As far as being a good companion goes, that may be true. However, you come back to the issue of taking care of an animal and having another mouth to feed and another life to worry about. If a dog is desperate, it would find it’s own food but it wouldn’t be the dogs first instinct though. They would rely firstly on the owner to provide for them and resort to begging and whining before they finally decide to give up and take finding food upon themselves.

This could cause problems for the owner. First, of course, the noise of a begging and whining could attract the attention of the undead as well as other predators (like bears, cougars, etc.). The noise factor of having a dog around is probably the biggest problem. Unless the dog is highly trained, it will be unpredictable. If it’s not whining for food, it may get excited about something and bark.

Barking echoes and can be heard from far distances. Anyone who has dogs or neighbors with dogs knows this. It’s loud and will be like an alarm announcing your position to anyone, or anything, that is listening.

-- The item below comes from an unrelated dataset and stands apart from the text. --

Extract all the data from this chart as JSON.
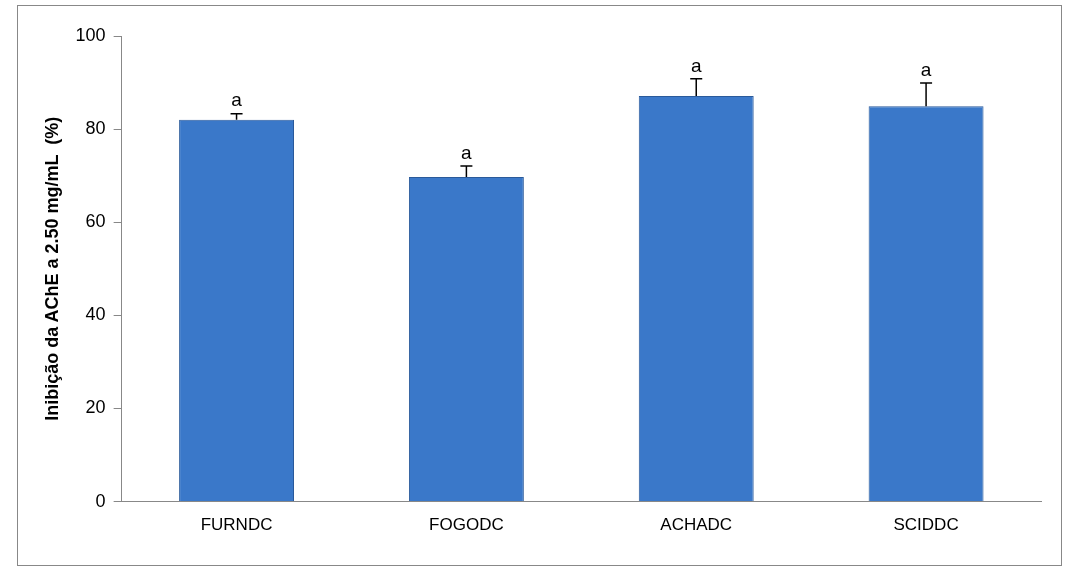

Now if you are the owner of a very well trained dog, one that’s been trained for hunting, police assistance, or assisting a disabled owner, these problems may be less. These dogs are generally trained to be resourceful, incredibly obedient, and quiet unless promoted. If you have one of these dogs, you can decide for yourself whether the animal would be enough help to make them worth keeping around.

As for cat owners, they’ll be much more difficult to bring along. Most cats don’t have any training and would never be able to sit still in a bag or follow besides their owner. Indoor cats would be quite terrified of everything and they would want to return to what they’re familiar with. But they are curious creatures and eventually they’ll adjust and want to explore the outdoors. However, there’s not much one can do with a cat. They are very quiet, quieter than dogs and independent (but not always, some are quite attach to their owners).

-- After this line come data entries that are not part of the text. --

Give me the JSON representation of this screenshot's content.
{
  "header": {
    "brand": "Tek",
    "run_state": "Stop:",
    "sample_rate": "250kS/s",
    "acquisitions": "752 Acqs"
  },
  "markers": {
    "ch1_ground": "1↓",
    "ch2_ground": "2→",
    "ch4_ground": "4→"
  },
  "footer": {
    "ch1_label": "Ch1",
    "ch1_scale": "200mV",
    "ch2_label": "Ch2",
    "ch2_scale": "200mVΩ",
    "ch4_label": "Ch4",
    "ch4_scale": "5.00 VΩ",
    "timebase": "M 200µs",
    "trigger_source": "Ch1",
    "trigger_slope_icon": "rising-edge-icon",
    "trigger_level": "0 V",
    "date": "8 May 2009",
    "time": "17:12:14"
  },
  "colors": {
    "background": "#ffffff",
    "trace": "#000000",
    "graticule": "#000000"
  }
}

It’s probably best to leave them behind. They’ll be safer if they were left at home, in an environment that they know well. Fill any and all buckets, pans, sinks, and cups with water and leave them lying around. Grab all the bowls and fill them with bags of cat food and make sure to leave the windows slightly open so that they may leave if they need to.

It would be cruel to leave them trap in the house or building, more so if it’s summer (even worst when it becomes full of urine and feces matter). It would also help to store all the food and water in a room and create another room for them to go to do their business. So grab a bunch of litter and a giant box or boxes and fill them with litter so that it would last them a while.

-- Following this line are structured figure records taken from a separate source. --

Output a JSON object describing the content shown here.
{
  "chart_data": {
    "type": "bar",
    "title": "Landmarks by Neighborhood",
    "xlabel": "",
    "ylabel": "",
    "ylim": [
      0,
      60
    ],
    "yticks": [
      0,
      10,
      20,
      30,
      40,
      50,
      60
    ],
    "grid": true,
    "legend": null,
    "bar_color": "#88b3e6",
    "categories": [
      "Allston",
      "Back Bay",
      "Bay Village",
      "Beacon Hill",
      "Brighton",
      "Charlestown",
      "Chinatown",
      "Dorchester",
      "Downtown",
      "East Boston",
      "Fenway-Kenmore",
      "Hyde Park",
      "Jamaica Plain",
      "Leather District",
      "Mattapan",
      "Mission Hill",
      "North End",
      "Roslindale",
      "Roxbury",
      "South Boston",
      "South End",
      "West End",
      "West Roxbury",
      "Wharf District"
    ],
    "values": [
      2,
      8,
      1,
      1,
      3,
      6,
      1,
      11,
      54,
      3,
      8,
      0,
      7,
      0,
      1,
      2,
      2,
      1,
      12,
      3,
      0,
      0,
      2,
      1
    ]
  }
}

Or if you have a backyard (with dirt/garden/grass) and it’s surround by a fence, leave the door slightly opened (with concrete blocks keeping it from being left wide opened or a chain lock). In doing so, it would help to keep out the harsh elements like snow, rain and freezing wind from entering the house and hopefully any random zombie that manages to get into the yard. If not a door, keep an open window that they can use to leave and return inside when they want. Just make sure they have easy access to it, like steps or boxes that they can jump or climb on in order to get out and get back in. It should at least help to give them a chance to survive and it’ll give you a peace of mind that you tried to make them comfortable and safe.

Overall, what I’ve learned from this hypothetical question is that pet owners definitely need to consider what they’ll do with their pets. Many people make plans for what they’ll do to survive in an apocalypse, but if they love their pets, they should also make a plan for them.